Designer industrial, de 38 anos, diz que o mais difícil neste trabalho foi desenhar “os mapas dos bairros mais antigos, por terem ruas sinuosas e labirínticas”. E especifica: “Tive de os refazer várias vezes, porque nem sempre as proporções batiam certo. Foi uma luta rua a rua, quase!”

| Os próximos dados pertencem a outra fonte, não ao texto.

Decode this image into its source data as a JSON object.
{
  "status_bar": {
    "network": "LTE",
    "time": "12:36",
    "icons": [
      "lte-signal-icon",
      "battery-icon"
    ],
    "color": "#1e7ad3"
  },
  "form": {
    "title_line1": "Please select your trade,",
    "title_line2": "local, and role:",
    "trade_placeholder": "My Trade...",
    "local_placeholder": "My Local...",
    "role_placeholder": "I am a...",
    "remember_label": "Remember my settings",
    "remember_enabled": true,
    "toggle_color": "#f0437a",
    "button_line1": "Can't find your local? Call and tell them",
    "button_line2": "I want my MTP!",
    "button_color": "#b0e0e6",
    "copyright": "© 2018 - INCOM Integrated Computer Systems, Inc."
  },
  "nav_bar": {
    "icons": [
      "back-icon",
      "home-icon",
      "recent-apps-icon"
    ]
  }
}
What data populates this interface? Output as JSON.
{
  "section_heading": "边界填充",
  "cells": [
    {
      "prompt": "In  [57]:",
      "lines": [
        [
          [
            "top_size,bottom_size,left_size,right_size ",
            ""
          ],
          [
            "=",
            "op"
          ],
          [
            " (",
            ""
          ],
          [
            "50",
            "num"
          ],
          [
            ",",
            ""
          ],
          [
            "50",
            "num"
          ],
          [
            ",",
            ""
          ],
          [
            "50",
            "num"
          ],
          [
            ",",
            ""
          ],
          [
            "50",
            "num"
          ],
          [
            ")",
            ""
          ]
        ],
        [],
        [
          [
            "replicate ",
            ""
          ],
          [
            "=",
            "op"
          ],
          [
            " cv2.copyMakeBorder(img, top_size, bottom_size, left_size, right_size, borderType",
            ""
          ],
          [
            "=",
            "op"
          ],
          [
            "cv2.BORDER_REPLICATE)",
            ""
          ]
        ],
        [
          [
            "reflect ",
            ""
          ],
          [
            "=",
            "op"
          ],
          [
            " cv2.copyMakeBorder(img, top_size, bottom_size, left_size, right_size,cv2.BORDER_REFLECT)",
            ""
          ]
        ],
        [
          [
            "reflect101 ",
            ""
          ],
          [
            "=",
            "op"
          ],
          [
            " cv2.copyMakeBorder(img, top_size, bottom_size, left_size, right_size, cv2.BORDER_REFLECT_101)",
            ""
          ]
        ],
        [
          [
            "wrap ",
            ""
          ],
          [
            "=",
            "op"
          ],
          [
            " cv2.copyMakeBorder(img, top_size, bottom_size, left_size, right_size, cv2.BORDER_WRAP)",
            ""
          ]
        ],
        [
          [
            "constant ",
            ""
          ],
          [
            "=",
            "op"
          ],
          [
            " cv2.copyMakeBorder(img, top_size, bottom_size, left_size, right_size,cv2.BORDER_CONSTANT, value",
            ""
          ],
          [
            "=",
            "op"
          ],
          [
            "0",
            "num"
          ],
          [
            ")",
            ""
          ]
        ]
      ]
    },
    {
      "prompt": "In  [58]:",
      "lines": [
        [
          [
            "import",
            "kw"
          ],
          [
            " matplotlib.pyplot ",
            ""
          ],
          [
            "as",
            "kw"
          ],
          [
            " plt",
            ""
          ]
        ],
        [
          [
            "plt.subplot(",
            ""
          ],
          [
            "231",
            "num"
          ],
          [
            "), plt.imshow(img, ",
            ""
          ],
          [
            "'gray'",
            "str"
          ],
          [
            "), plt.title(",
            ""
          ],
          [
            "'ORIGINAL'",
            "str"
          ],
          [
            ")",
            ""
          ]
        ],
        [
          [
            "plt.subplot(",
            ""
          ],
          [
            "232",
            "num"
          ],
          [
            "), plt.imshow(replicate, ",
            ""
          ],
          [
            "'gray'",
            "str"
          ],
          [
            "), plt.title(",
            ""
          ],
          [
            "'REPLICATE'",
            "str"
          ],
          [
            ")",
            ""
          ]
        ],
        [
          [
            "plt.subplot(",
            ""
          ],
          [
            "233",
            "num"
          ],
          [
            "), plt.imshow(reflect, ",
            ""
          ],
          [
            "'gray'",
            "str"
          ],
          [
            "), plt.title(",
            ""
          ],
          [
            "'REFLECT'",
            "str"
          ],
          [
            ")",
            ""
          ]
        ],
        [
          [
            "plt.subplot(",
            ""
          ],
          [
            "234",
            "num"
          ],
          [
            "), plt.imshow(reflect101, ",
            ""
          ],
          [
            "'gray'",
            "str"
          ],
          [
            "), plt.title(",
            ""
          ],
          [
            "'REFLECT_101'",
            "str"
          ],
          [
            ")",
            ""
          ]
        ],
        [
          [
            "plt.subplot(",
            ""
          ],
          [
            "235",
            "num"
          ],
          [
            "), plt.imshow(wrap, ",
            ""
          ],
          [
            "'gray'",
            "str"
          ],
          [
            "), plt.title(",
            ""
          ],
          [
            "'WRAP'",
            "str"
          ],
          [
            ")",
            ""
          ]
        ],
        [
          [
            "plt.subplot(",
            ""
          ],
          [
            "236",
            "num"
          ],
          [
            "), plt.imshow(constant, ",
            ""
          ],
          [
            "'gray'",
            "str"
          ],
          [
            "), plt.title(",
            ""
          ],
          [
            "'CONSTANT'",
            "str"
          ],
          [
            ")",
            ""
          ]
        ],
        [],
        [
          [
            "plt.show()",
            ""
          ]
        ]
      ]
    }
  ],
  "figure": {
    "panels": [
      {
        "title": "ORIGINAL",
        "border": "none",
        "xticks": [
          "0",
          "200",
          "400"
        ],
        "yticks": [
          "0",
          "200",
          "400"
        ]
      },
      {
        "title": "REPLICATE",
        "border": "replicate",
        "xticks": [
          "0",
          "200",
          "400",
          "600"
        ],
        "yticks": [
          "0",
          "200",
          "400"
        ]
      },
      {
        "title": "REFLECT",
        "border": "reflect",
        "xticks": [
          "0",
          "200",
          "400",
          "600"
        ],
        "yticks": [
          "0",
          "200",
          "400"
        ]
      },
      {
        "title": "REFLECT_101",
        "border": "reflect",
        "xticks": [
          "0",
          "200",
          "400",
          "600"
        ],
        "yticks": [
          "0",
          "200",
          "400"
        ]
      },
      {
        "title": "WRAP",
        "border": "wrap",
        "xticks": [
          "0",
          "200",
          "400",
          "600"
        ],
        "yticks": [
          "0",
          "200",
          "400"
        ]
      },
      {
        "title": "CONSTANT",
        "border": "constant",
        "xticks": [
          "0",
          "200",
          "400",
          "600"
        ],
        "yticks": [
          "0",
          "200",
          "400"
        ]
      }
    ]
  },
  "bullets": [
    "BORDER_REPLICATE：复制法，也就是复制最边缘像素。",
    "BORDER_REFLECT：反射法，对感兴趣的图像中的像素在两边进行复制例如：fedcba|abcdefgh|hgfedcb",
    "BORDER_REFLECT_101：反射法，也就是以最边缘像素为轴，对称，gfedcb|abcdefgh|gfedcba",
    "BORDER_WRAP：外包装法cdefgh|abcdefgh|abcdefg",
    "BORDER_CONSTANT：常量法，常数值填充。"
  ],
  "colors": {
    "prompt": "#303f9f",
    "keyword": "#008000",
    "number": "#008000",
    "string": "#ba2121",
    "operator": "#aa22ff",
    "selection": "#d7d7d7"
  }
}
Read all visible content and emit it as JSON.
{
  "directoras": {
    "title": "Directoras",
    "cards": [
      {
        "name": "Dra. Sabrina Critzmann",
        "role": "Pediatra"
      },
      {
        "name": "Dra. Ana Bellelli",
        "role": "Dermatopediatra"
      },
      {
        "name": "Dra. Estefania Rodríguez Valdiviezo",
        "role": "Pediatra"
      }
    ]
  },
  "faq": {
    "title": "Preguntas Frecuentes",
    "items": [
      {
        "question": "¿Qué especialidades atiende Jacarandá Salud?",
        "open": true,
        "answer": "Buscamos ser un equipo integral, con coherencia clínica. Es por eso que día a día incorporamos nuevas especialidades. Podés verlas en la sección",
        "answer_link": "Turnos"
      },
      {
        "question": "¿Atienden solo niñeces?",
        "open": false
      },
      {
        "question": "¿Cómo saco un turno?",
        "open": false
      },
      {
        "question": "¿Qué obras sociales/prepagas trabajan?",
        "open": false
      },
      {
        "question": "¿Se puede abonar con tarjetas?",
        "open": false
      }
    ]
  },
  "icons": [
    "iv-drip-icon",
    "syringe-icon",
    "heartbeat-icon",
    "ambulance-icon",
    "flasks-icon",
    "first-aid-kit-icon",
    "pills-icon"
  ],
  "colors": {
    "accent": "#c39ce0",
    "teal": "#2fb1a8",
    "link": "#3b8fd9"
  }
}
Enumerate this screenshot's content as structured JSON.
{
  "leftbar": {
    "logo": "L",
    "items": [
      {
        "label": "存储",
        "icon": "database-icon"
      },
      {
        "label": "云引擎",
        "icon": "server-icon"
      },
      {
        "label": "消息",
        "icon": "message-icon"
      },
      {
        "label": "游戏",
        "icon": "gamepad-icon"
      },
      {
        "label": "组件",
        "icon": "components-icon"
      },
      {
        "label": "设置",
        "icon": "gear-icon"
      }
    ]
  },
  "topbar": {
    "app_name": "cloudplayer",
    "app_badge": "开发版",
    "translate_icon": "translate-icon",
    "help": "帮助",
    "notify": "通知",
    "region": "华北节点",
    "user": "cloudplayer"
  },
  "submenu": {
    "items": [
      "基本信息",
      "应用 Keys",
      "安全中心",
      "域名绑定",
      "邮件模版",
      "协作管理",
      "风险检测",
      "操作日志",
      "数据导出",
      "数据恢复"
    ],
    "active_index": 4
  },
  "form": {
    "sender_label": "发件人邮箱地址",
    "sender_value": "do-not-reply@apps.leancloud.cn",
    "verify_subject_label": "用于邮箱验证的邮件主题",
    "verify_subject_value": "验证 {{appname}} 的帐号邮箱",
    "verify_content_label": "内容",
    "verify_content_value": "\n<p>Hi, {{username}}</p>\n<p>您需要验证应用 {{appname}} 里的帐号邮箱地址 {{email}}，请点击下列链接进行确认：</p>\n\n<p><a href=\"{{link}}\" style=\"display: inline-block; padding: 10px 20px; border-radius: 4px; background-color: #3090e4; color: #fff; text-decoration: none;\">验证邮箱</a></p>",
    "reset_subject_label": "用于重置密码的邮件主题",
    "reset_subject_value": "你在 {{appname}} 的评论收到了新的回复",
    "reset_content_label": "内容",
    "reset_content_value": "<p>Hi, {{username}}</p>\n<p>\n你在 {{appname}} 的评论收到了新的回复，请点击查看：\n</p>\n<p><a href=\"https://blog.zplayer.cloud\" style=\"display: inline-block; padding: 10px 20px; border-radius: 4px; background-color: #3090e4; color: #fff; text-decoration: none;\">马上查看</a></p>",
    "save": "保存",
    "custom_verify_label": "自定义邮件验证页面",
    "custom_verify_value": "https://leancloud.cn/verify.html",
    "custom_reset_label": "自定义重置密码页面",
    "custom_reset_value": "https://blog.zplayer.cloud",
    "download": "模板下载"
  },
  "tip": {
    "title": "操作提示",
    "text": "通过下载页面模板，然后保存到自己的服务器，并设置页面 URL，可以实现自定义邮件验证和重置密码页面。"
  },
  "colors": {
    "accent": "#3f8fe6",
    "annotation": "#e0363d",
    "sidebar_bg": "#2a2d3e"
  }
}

À pergunta sobre se ficou satisfeito com o resultado final, responde assim: “Nunca se está totalmente satisfeito com nada, acho eu. Sinto sempre que há uma quantidade de coisas que podia ter feito diferente, se tivesse a oportunidade de refazer o trabalho. Cada projecto é um degrau na nossa escada evolutiva e a satisfação vem mais de ver o trabalho concluído e de saber que se fez o melhor que se conseguiu. Sabendo também que o próximo trabalho, à partida, tem tudo para sair melhor.”

E o próximo trabalho será sobre a cidade do Porto, a que se seguirá Paris. “A ideia de internacionalizar esteve presente desde o início”, já tinha explicado Maria João Baeta quando nos justificou o nome não português da editora, I Play My City. “Mesmo as cidades portuguesas terão versões noutras línguas, para as famílias de outras nacionalidades que as visitem.” Há também uma espécie de lema que norteia estas explorações urbanas: “Every city is a playground”, que podemos verter livremente para português como “todas as cidades são um parque de diversões”.

Por enquanto, Explorar Lisboa (que custa 14,9 euros) está à venda, na capital, na Edicare Editora, na livraria Pó dos Livros, na loja Nas Nuvens, na Capitão Lisboa e no Museu Arqueológico do Carmo, mas também em Cacilhas, na Casa da Avó Berta. O objectivo, segundo Maria João Baeta, é conseguir ter rapidamente distribuição nacional.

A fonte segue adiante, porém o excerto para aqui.